Unlike many, if not most, religions, Scientology makes testable, verifiable, and falsifiable hypothesis and predictions of fact. [Or at least hypothesis and predictions of fact that do not: (a) concern what radioactive carbon dating and the fossil record may reveal about the past; or (b) first require dying in order to test the existence of reincarnation, heaven or hell.]
Many, including the outcomes of training and auditing, while technically verifiable and falsifiable are, like the outcomes of psychological therapy and psychiatric treatment, as a practical matter difficult to evaluate because of problems concerning the placebo effect, control groups, objective evaluation of what it means to be "better," self-reporting of subjective psychological states, etc.
Others, however, are not difficult to evaluate. One such testable, verifiable, and falsifiable hypothesis and prediction of fact made by Scientology is that thoughts, or more precisely "mental energy" and "mental image pictures," have mass and weight that can be weighed on a scale.
In the most recent edition of the book Scientology - The Fundamentals of Thought, author L. Ron Hubbard explains:L. Ron Hubbard, Scientology - The Fundamentals of Thought, (c) 2007 L. Ron Hubbard Library, at pg. 72 (emphasis added). (The Scientology term "thetan" is roughly equivalent to the word "soul." The difference is that in Christianity, for example, one would say that you have a soul. In Scientology one would say you are a thetan who happens to possess a body.)Whether the facsimile in the mind is received while the thetan is awake or unconscious, the resulting mass of the "energy picture" is energy -- just as you see energy in an electric bulb or from the flames of a fire. At one time it was considered that "mental energy" was different from "physical energy." In Scientology it has been discovered that mental energy is simply a finer, higher-level physical energy.

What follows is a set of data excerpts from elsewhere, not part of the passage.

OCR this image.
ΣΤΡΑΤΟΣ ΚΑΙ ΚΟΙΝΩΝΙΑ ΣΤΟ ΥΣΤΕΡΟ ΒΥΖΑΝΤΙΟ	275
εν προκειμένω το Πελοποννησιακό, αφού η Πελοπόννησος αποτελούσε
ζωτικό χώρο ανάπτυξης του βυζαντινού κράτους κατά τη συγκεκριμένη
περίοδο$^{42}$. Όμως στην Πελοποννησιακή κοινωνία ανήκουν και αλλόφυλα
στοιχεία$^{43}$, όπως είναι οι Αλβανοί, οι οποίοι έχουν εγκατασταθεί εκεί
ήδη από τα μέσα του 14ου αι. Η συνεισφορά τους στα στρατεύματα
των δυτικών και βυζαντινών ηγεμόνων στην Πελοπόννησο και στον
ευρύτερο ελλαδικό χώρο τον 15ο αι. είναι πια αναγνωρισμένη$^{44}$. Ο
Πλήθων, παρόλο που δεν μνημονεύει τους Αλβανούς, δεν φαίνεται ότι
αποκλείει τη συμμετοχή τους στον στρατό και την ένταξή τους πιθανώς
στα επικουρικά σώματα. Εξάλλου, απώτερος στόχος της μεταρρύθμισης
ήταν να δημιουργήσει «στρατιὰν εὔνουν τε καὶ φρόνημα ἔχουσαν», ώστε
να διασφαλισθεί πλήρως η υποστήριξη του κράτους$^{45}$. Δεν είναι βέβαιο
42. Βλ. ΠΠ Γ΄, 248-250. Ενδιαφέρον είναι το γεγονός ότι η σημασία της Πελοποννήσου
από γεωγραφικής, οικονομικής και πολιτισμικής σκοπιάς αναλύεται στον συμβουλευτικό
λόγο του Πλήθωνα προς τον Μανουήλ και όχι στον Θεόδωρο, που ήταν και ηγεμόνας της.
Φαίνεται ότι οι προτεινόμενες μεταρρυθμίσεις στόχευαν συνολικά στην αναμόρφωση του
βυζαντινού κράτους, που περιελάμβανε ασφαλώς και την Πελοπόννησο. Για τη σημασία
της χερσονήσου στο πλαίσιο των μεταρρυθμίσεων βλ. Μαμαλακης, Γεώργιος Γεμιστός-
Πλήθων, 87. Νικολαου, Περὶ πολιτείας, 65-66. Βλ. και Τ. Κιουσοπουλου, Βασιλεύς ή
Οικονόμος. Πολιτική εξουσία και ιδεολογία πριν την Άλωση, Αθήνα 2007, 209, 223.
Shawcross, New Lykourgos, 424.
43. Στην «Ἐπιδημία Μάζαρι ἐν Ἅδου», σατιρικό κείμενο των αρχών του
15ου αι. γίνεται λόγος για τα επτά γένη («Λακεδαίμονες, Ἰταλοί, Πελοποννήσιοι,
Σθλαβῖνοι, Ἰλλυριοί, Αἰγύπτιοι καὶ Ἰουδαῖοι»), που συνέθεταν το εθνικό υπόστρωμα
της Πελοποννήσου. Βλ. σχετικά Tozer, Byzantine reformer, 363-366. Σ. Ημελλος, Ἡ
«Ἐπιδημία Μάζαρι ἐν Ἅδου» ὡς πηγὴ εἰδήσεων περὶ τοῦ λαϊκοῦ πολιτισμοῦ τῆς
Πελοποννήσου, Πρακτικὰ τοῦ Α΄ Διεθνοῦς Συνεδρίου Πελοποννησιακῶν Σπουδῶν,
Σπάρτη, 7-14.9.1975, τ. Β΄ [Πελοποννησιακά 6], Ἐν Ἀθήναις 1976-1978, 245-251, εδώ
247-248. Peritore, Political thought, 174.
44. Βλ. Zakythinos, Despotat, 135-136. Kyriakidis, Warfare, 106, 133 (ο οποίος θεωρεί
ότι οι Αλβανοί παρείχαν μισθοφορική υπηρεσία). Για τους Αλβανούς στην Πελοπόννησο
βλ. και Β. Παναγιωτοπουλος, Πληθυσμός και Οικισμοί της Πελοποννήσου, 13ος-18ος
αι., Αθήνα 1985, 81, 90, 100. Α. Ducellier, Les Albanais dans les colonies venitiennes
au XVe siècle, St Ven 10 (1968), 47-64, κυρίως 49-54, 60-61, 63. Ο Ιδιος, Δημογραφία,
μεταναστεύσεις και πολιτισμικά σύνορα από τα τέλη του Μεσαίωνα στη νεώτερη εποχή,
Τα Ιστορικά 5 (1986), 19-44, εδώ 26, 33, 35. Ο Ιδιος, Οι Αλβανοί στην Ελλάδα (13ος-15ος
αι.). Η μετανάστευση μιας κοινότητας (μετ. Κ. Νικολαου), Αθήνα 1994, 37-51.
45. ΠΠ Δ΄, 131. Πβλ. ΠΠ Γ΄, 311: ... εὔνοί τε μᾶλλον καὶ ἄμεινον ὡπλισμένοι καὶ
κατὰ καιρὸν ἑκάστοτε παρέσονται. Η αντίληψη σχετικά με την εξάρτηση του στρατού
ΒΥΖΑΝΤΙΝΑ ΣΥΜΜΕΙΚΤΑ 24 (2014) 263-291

The test of this is conclusive in that a thetan, mocking-up (creating) mental image pictures and thrusting them into the body, can increase the body mass. And, by casting them away again, can decrease the body mass. This test has actually been made and an increase of as much as thirty pounds (actually measured on scales) has been added to and subtracted from a body by creating mental energy.
Thus, it is clear that scientists can ask the Church of Scientology for reports and records of the tests that have "actually been made" that demonstrate that "an increase of as much as thirty pounds (actually measured on scales) has been added to and subtracted from a body by creating mental energy."
Moreover, because Mr. Hubbard established both that "mental energy" has mass and the protocol for adding, subtracting, and most importantly weighing such "mental mass," the Church of Scientology should be able to repeat such tests and experiments under scientific observation.
I will note that the 2007 edition of Scientology - The Fundamentals of Thought quoted above was published as part of the Scientology Golden Age of Knowledge (GAK).
Personal Addendum: Some may recall that in an earlier post, The Day I Changed Scientology Forever, I referred to an almost identical passage in the 1982 edition of the Scientology book Understanding The E-Meter that was deleted from later editions after I brought the passage to the attention of Scientology management. I then asked the question, "Had I changed the Church of Scientology forever?" As it turns out, the answer to that question is, "Actually no, you really didn't."